The common currency is nearing the overbought conditions, suggesting s short-term pullback could occur before another bull run takes place
EURUSD refreshed long-term highs around 1.2350 on Wednesday, and it looks like the pair is ready to challenge the 1.2400 barrier next as the USD index remains under heavy selling pressure amid the persisting risk-on mood across the financial markets. The common currency is nearing the overbought conditions, suggesting s short-term pullback could occur before another bull run takes place and pushes the prices to fresh tops. On the hourly timeframes, the pair is well off the 20-SMA, which implies that the euro will likely keep positive momentum in the immediate term. in case of a downside correction, the nearest support should be expected at 1.2325, followed by 1.2300.
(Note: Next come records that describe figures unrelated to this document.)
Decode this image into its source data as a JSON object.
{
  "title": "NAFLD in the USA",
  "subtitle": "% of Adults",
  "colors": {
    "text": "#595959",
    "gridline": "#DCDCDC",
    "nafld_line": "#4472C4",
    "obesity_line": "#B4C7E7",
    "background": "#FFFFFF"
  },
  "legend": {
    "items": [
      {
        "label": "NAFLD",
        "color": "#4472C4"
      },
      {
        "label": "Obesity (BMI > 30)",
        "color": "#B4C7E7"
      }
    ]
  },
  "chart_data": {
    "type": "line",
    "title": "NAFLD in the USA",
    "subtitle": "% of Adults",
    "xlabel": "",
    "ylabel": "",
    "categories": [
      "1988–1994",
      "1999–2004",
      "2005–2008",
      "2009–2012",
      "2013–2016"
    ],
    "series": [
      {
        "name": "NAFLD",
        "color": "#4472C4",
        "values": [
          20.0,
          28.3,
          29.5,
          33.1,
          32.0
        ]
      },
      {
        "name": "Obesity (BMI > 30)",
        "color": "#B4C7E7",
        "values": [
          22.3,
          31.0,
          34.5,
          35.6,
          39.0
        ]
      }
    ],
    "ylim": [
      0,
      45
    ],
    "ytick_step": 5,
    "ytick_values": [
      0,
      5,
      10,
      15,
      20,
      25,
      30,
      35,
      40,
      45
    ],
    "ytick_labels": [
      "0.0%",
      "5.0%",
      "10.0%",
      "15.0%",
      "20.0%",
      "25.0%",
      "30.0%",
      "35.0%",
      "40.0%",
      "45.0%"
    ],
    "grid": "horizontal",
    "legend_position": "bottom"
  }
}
GBPUSD has been staying above the 20-DMA since December 23, having settled just below May-2018 highs registered at 1.3700 at the start of the week. the cable retains a bullish bias following a short-lived rejection from fresh tops but still refrains from a decisive break above the mentioned psychological barrier that represents the key target for sterling bulls at this stage. If the pound manages to overcome this hurdle, the next resistance should be expected at 1.3770. In the four-hour timeframes, the prices are flirting with the 20-SMA, pointing to a slowdown in the upside momentum. As such, the pair could see some consolidation with a bearish bias before another rally takes place and sends the sterling above 1.3700.
USDJPY extended losses to 102.60 before staging a local reversal in recent trading on Wednesday. The pair climbed to 102.90 and turned marginally positive on the day. Still, downside risks continue to persist for the greenback as the pair doesn’t dare to regain even the 103.00 barrier that represents the immediate upside target at this stage. If the selling pressure reemerges, the pair could target the 102.00 handle once the 102.60 level turns into resistance. On the upside, USDJPY needs to firmly recover above the descending 20-DMA (today at 103.50) so that to see a more modest downside pressure in the short-term charts.
The Kiwi derives support from the ascending 20-DMA in late-December and has accelerated the ascent since then. The pair rallied above the 0.7300 figure for the first time since April 2018 before retreating slightly from fresh long-term peaks. On the other hand, the New Zealand dollar could see a downside correction in the short term, as the daily RSI has exceeded the 70 figure, pointing to overbought conditions. On the hourly charts, the pair needs to hold above the 20-SMA (today at 0.7265) in order to avoid a deeper retreat in the short term. On the upside, a decisive break above 0.7300 would pave the way toward the 0.7355 next resistance.
USDCAD has accelerated the decline following a break below the 20-DMA earlier this week. As a result, the pair dipped to fresh April-2018 lows around 1.2630 on Wednesday. The pair has trimmed intraday losses since then but failed to reenter positive territory on the daily charts. Despite another sell-off in the greenback, the daily RSI hasn’t entered the oversold conditions yet, suggesting the pair could suffer further losses in the short term. On the four-hour charts, the pair is now below the three key moving averages, which implies that the dollar could extend the decline and threaten the 1.2600 level that represents the immediate support. On the upside, the technical picture would improve somewhat if the prices regain the mentioned 20-DMA, today at 1.2775.